A deputy mayor of a New York village is facing state and federal charges after he was found with a cache of unregistered firearms and fake FBI badges, prosecutors said.
Brian Downey, deputy mayor of Airmont in Rockland County, was arrested at his home Thursday for purchasing a rifle suppression device over the internet. Department of Homeland Security agents had tipped off prosecutors to the delivery of the illegal device, Rockland County District Attorney Tom Walsh said.
“Today’s arrest of an individual who was entrusted by the public to serve his community is a sad day for our county,” Walsh said in a statement. “I pledged during my campaign that if elected, that I would be a district attorney that would act without fear or favor. Today’s arrest is another example of my commitment to the citizens of Rockland County.”

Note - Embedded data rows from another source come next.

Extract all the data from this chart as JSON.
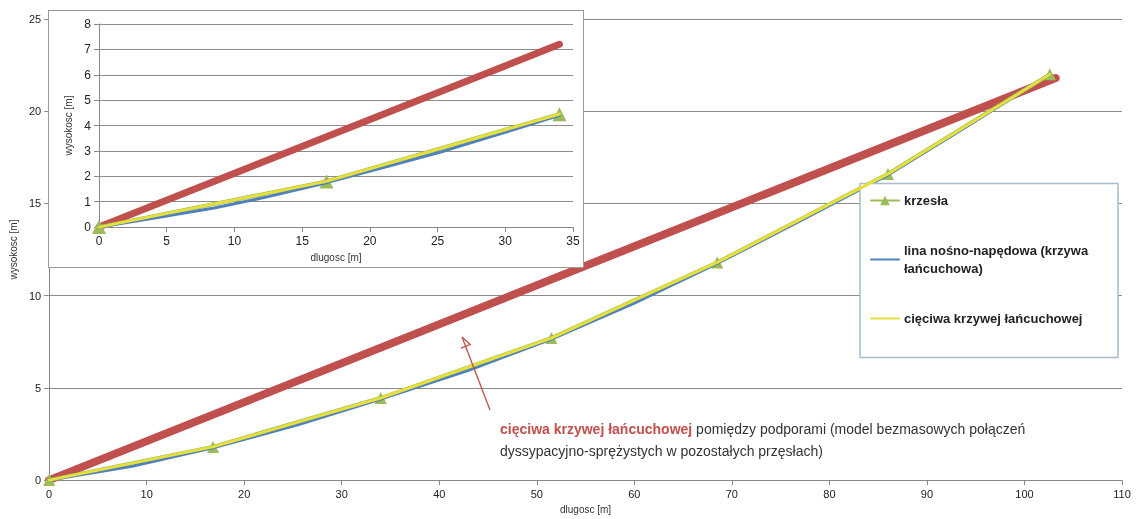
{
  "chart_data": [
    {
      "type": "line",
      "xlabel": "dlugosc [m]",
      "ylabel": "wysokosc [m]",
      "xlim": [
        0,
        110
      ],
      "xticks": [
        0,
        10,
        20,
        30,
        40,
        50,
        60,
        70,
        80,
        90,
        100,
        110
      ],
      "ylim": [
        0,
        25
      ],
      "yticks": [
        0,
        5,
        10,
        15,
        20,
        25
      ],
      "grid": "y",
      "legend": "right",
      "line_style": "solid",
      "series": [
        {
          "name": "krzesła",
          "color": "#9bbb59",
          "marker": "triangle",
          "x": [
            0,
            16.8,
            34,
            51.5,
            68.5,
            86,
            102.6
          ],
          "values": [
            0,
            1.8,
            4.45,
            7.7,
            11.8,
            16.6,
            22.0
          ]
        },
        {
          "name": "lina nośno-napędowa (krzywa łańcuchowa)",
          "color": "#4f81bd",
          "marker": "none",
          "x": [
            0,
            8.5,
            16.8,
            25.5,
            34,
            43,
            51.5,
            60,
            68.5,
            77,
            86,
            94,
            102.6
          ],
          "values": [
            0,
            0.75,
            1.75,
            3.0,
            4.4,
            5.95,
            7.65,
            9.6,
            11.75,
            14.05,
            16.55,
            19.15,
            22.0
          ]
        },
        {
          "name": "cięciwa krzywej łańcuchowej",
          "color": "#e6df3c",
          "marker": "none",
          "x": [
            0,
            16.8,
            34,
            51.5,
            68.5,
            86,
            102.6
          ],
          "values": [
            0,
            1.8,
            4.45,
            7.7,
            11.8,
            16.6,
            22.0
          ]
        },
        {
          "color": "#c0504d",
          "marker": "none",
          "x": [
            0,
            103.2
          ],
          "values": [
            0,
            21.8
          ]
        }
      ],
      "annotations": [
        "cięciwa krzywej łańcuchowej",
        "pomiędzy podporami (model bezmasowych połączeń dyssypacyjno-sprężystych w pozostałych przęsłach)"
      ]
    },
    {
      "type": "line",
      "xlabel": "dlugosc [m]",
      "ylabel": "wysokosc [m]",
      "xlim": [
        0,
        35
      ],
      "xticks": [
        0,
        5,
        10,
        15,
        20,
        25,
        30,
        35
      ],
      "ylim": [
        0,
        8
      ],
      "yticks": [
        0,
        1,
        2,
        3,
        4,
        5,
        6,
        7,
        8
      ],
      "grid": "y",
      "line_style": "solid",
      "series": [
        {
          "color": "#9bbb59",
          "marker": "triangle",
          "x": [
            0,
            16.8,
            34
          ],
          "values": [
            0,
            1.8,
            4.45
          ]
        },
        {
          "color": "#4f81bd",
          "marker": "none",
          "x": [
            0,
            4,
            8.5,
            12.5,
            16.8,
            21,
            25.5,
            29.5,
            34
          ],
          "values": [
            0,
            0.35,
            0.75,
            1.2,
            1.75,
            2.35,
            3.0,
            3.65,
            4.4
          ]
        },
        {
          "color": "#e6df3c",
          "marker": "none",
          "x": [
            0,
            16.8,
            34
          ],
          "values": [
            0,
            1.8,
            4.45
          ]
        },
        {
          "color": "#c0504d",
          "marker": "none",
          "x": [
            0,
            34
          ],
          "values": [
            0,
            7.2
          ]
        }
      ]
    }
  ]
}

During the search of the Downey’s home, investigators found more than a dozen firearms mounted on a wall in what agents called a “gun room” — including an illegally modified short-barrel rifle and a sawed-off shotgun, a criminal complaint shows.

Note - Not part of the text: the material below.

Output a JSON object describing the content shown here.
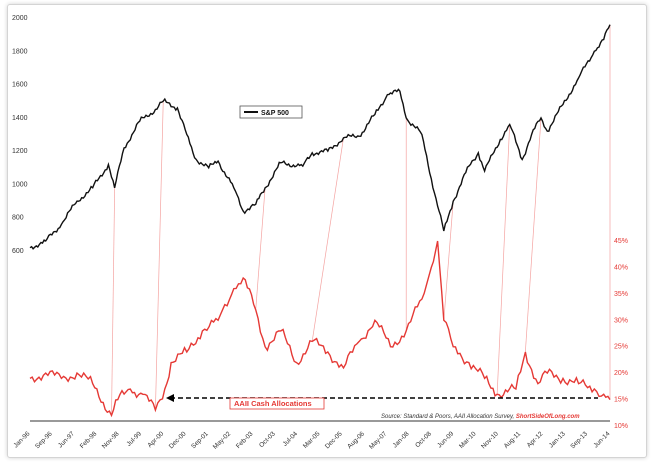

Downey acknowledged that he wasn’t authorized to possess the controlled weapons, but claimed he felt he was allowed to alter the rifle because “he was a peace officer,” the complaint shows.
Investigators then found a lock box that Downey said he couldn’t access, leading a federal agent to force it open. Inside the box was more than 10 fake federal badges bearing the deputy mayor’s name and photo, including credentials from the FBI, the Drug Enforcement Administration and the Bureau of Prisons, among others.
“Also located within the lock box were Downey’s United States passport book, United States passport card, and his New York state commercial driver’s license,” according to the complaint unsealed Tuesday in the US Southern District Court in New York.
After being charged Thursday with multiple counts of criminal possession of a weapon, Downey was charged Friday with additional counts for possessing 10 or more unregistered firearms, 16 assault weapons and 13 firearms silencers, Walsh said.
Downey, a deputy building inspector in Ramapo and a part-time court officer, was first elected as an Airmont trustee in 2019, according to the Journal News. If convicted of a felony, he would be forced to leave office, the outlet reported.
Court records do not list an attorney for Downey, who did not respond to messages for comment late Tuesday, the Washington Post reported. He has been released on bond after a federal judge reportedly set his bail at $250,000, according to the newspaper.
After being charged Thursday with multiple counts of criminal possession of a weapon, Downey was charged Friday with additional counts for possessing 10 or more unregistered firearms, 16 assault weapons and 13 firearms silencers, charges show.
“I will echo my statements on Thursday about this unfortunate incident,” Walsh said. “Anyone who takes an oath of office to serve the public and is entrusted to by their community to serve its constituents should have integrity beyond reproach.”
The investigation into Downey is ongoing, Walsh said.